Evaluatie van de werking van Protocol 16 bij het EVRM

Onderzoeksgegevens
Projectnummer 3388
Type Extern onderzoek
Betrokken organisatie(s) UU - Montaigne Centrum voor Rechtsstaat en Rechtspleging

Samenvatting

Op 1 juni 2019 is voor Nederland Protocol 16 bij het Europese Verdrag voor de Rechten van de Mens (EVRM) in werking getreden. Protocol 16 biedt de hoogste gerechtelijke instanties van verdragspartijen de mogelijkheid om het Europees Hof voor de Rechten van de Mens (EHRM) om advies te vragen over de interpretatie en toepassing van het EVRM in een voor dat gerecht aanhangige zaak. Tijdens de parlementaire behandeling van de goedkeuringswet van dit Protocol is door de toenmalige minister van Veiligheid en Justitie aan de Kamer een evaluatie over de werking van dit Protocol toegezegd (Tweede Kamerstukken, Vergaderjaar 2016-2017, 34235, nr. 7). Op dit moment zijn echter pas vijf adviezen uitgebracht door het EHRM op basis van Protocol 16 en hebben slechts 17 van de 47 verdragspartijen van het EVRM het Protocol geratificeerd. Door Nederlandse gerechtelijke instanties is bovendien nog geen gebruikgemaakt van de adviesmogelijkheid die Protocol 16 biedt.
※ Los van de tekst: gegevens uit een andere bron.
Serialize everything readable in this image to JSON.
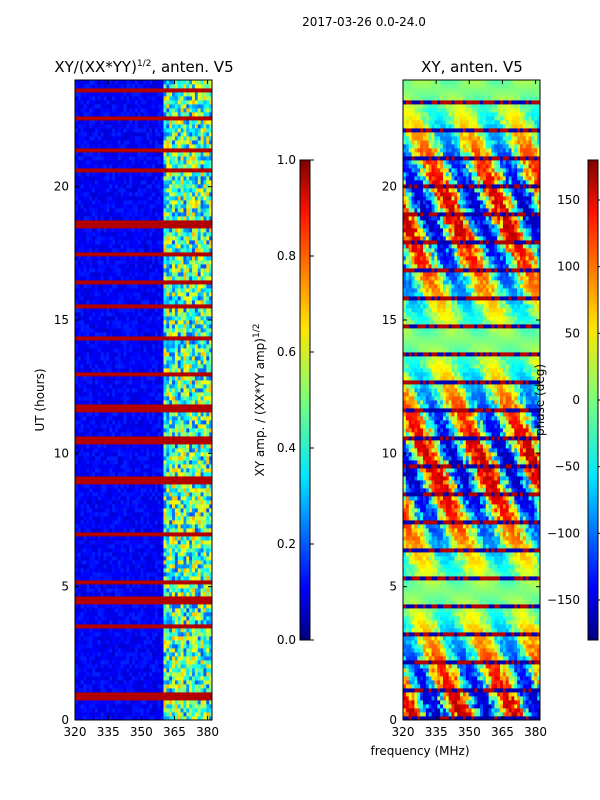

Daarom is het niet opportuun om een volledige evaluatie van het Protocol uit te voeren waarin wordt ingegaan op de doelen van het Protocol en de werking daarvan. Het is desalniettemin relevant om inzichtelijk te maken welke ontwikkelingen zich tot dusver hebben voorgedaan omtrent het Protocol. Hiermee kan worden vastgesteld wat de huidige toepassing en waarde is van het Protocol en wat er mogelijk kan worden gedaan om de werking van het Protocol ten volle te benutten. Het doel van het onderzoek is zodoende om de stand van zaken omtrent de invoering en toepassing van Protocol 16 van het EVRM inzichtelijk te maken.